Armchair Analyst: For the USMNT, a lost generation – or just underappreciated?

Last week, I wrote a three-part series looking at the US national team player pool, with a focus on who I thought would get called into the 30-man camp and then survive the cut to go to Brazil.

In the process of making that list, I realized something: the guys who you would have wagered, 10 years ago – or even as recently as five or six years ago – would be leading the US in 2014 simply aren't. The US squad is packed guys in their early to mid-20s, and has more than its fair share of guys on the other side of 30.

But that 27-30 sweet spot? It's not "barren," but it's underrepresented. And given that 27 through 30 is prime age for most soccer players, that's a bit odd.

Here's a Best XI of "afterthought" guys in that age group, including a league MVP, a two-time Defender of the Year, and multiple MLS Cup heroes. But none of whom will likely go to Brazil:

F: Mike Magee
F: Kenny Cooper
LM: Justin Mapp
RM: Lee Nguyen
CM: Benny Feilhaber
DM: Dax McCarty
LB: Corey Ashe
CB: Chad Marshall
CB: Drew Moor
RB: Marvell Wynne
GK: Luis Robles

These aren't scrubs. A number of the guys in this group were on the field when the US beat Lionel Messi's Argentina in the 2005 FIFA U-20 World Cup. A number of these guys have represented the US in Gold Cups and Copa America, and – for Feilhaber, at least – the World Cup.
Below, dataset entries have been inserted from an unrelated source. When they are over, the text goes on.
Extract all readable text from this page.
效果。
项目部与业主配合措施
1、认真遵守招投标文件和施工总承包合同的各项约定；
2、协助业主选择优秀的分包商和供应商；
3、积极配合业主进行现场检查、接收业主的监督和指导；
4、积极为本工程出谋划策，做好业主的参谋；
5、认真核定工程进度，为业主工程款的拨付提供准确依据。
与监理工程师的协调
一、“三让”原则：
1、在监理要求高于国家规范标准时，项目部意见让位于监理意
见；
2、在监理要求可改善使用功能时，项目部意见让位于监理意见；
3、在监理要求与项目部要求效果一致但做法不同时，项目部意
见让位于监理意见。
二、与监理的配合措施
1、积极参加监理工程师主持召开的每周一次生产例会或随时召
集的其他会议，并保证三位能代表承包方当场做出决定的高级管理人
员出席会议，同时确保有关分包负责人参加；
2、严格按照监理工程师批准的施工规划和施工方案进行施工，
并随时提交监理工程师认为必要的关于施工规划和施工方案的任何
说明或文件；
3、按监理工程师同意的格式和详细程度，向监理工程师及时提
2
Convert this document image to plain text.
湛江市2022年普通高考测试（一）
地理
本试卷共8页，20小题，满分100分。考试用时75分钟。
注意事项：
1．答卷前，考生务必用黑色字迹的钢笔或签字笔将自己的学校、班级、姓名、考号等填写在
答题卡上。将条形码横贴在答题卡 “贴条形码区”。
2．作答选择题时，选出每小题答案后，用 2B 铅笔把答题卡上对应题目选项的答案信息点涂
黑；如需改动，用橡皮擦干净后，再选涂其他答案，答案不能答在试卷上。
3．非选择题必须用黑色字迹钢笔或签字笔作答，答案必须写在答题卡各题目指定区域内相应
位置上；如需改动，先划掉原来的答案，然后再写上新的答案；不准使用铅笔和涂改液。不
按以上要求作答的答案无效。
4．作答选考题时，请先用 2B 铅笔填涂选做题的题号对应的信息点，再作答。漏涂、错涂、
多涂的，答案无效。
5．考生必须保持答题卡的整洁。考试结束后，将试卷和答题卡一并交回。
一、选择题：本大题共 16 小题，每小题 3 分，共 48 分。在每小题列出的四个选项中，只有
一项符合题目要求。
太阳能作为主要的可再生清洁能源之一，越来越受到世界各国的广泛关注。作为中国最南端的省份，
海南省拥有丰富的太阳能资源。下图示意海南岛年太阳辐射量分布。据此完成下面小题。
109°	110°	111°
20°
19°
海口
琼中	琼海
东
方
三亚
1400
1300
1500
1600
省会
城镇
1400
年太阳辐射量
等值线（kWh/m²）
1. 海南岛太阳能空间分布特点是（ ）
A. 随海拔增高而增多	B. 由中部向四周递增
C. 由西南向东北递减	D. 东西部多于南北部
And yet all of them are on the outside looking in.

Jonah Freedman and I discussed this phenomenon with two-time MLS Goalkeeper of the Year Joe Cannon on March to the Match, trying to figure out why an entire cohort of US talent has been so productive for their clubs but so overlooked for their country. (Click on the embedded show above or click here to download it.)

As I said, it's bizarre, and I don't have an answer.

I do have a theory, though: This is the cohort of guys who came into the league on the heels of contraction and dove into the churning rosters of rapid expansion. For many, that constant turnover of teammates and coaches meant a steeper climb into a leadership role – or even a starting role. It meant less guidance in the day-to-day off-field professionalism that most people (not just athletes) require in their late teens and early 20s. And it meant a longer road to realized potential.

It's only a theory, so take it with a grain of salt. But it's worth noting that the previous and following cohorts – the guys born from 1981-83, and guys born from 1987-89 – look like they'll provide the the bulk of Jurgen Klinsmann's squad.

The happy reality here, though, is that the US will be playing one major tournament per summer through at least 2017 (and hopefully into 2018), so the window isn't shut.

But it's closing fast on this American generation that never was.